Group-Meeting Progress Update · 2026-06-08
Multimodal EPC Energy Prediction
An Uncertainty-Quantification · Calibration · Deployment-Robustness Framework
Jiahao Chen
KCL Engineering MSc
Context: Warm Home Healthy Life (Westminster City Council · Queen Park)
Data note: all quantitative results here are pre-retrain values (5-LLM / single-LLM); final figures will be refreshed once the Path-B retrain completes.
Recap

The contribution is the framework, not the model

Task: predict two energy scores — SAP (1–100) and EI (environmental impact) — from tabular + text + spatial inputs.

Two distinct “models” — never conflate

  • Predictor = the advisor’s three-encoder gated-fusion network (architecture frozen; the only component that outputs SAP/EI).
  • 6 LLMs = offline feature extractors turning free text into structured numbers (they do not predict the score).

Three contributions: the framework itself

Around two threads — robust (withstands input drift) + honest (abstains and defers to a human when unreliable).

1
Four-method UQ comparison — MC Dropout / deep ensemble / Conformal / CQR.
2
Cluster-conditional Mondrian conformal + 3-tier triage — per-cluster interval width, tiered handling.
3
LLM deployment-robustness benchmark — less degradation under text drift (+18.5pp).
Full system workflow · Overview

End to end: from raw EPC text to deployable uncertainty

Data & splits
EPC 124,990 rows
train/val/cal/test
unchanged
LLM feature extraction
text → 20 numbers
changed now
Three-encoder fusion predictor
tab+text+spatial
→ SAP / EI
unchanged
UQ / calibration / triage
contribution layer
hardened now
Deployable output
abstain & defer
when unreliable
unchanged (data splits / predictor architecture) this update (Path-B features + seven UQ improvements)

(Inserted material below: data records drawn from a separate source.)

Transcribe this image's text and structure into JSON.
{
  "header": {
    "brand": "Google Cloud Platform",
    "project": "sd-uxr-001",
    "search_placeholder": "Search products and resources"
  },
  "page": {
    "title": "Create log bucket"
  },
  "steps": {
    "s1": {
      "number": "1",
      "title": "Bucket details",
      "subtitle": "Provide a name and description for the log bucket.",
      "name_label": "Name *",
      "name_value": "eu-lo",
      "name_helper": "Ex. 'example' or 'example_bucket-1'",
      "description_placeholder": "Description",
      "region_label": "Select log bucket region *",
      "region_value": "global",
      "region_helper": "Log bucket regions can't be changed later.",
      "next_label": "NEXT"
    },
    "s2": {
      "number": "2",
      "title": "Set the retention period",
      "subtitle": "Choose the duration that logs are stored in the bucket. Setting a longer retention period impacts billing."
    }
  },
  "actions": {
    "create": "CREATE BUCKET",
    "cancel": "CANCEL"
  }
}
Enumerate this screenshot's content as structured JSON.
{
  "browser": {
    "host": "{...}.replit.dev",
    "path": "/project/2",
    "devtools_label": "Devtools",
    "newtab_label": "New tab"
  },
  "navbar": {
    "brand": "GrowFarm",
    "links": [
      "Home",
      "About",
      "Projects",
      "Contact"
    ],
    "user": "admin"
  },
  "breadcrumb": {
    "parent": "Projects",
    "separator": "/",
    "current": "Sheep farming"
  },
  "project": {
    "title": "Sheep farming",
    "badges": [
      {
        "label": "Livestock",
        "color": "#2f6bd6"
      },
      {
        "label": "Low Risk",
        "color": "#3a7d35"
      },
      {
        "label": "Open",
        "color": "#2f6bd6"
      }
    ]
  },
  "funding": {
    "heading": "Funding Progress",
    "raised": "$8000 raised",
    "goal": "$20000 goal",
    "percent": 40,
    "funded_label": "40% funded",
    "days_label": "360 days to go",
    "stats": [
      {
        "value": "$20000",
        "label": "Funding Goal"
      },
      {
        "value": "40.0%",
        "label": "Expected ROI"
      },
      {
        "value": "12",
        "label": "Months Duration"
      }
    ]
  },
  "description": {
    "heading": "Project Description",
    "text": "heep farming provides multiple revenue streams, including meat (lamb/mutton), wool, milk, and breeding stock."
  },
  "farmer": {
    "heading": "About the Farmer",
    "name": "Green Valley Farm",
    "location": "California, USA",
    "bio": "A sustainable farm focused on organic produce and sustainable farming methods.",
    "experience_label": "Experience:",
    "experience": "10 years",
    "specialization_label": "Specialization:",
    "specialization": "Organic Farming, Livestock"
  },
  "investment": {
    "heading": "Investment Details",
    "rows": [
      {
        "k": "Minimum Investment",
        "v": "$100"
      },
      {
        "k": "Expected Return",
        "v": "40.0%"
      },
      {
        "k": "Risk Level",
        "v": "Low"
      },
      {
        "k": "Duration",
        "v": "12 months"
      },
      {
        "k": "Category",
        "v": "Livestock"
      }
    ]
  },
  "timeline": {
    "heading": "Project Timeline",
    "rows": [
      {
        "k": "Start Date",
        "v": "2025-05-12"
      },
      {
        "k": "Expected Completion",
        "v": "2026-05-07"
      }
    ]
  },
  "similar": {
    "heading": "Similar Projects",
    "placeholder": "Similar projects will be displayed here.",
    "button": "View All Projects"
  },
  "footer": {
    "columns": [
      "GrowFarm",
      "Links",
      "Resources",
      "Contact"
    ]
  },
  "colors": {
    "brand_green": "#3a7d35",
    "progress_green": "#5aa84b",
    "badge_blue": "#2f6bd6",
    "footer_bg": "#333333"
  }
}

How to read it: the chain has one predictor (advisor’s, frozen); the 6 LLMs only do features at step ②, never predict the score; all UQ (step ④) sits on the predictor’s ensemble. This update focuses on steps ② and ④.

Full workflow · Step ① / ④

Step ① Data & splits: one dataset, four uses

What data · how processed

  • UK EPC energy certificates — 124,990 property records.
  • Each has three input types: tabular fields (area / walls / heating…), free text (assessor notes), spatial (location).
  • Tabular is standardised/encoded, text goes to DistilBERT, spatial is encoded separately — the three are fused at step ③.

Four splits (fixed since V1, shared throughout)

SplitRowsUse
train74,994train the predictor
val18,748tuning / early stop
cal12,499conformal calibration only
test18,749final evaluation
unchangedSplits were fixed in V1 and identical across V1→V6, so every version’s numbers are comparable; the dedicated cal split is the prerequisite for conformal’s coverage guarantee.
Full workflow · Step ② / ④ · changed this update

Step ② LLM feature extraction: free text → 20 structured numbers

What it does · how

Each EPC text → 20 features (17 categorical + 3 numeric). These 20 join the 4 base numeric columns into 24 dims as extra input to the tabular encoder — a more robust “structured lane” for the model; it does not predict the score itself.

Before · V3

A single LLM extracted once, across all 124,990 rows. No redundancy, no cross-check — a single shot, so individual errors are invisible.

Now · Path B

6 LLMs each extract independently → consensus: categorical by majority vote, numeric by median, plus a per-feature agreement Fleiss κ. Re-extracted on clean text across all 4 splits, then retrained.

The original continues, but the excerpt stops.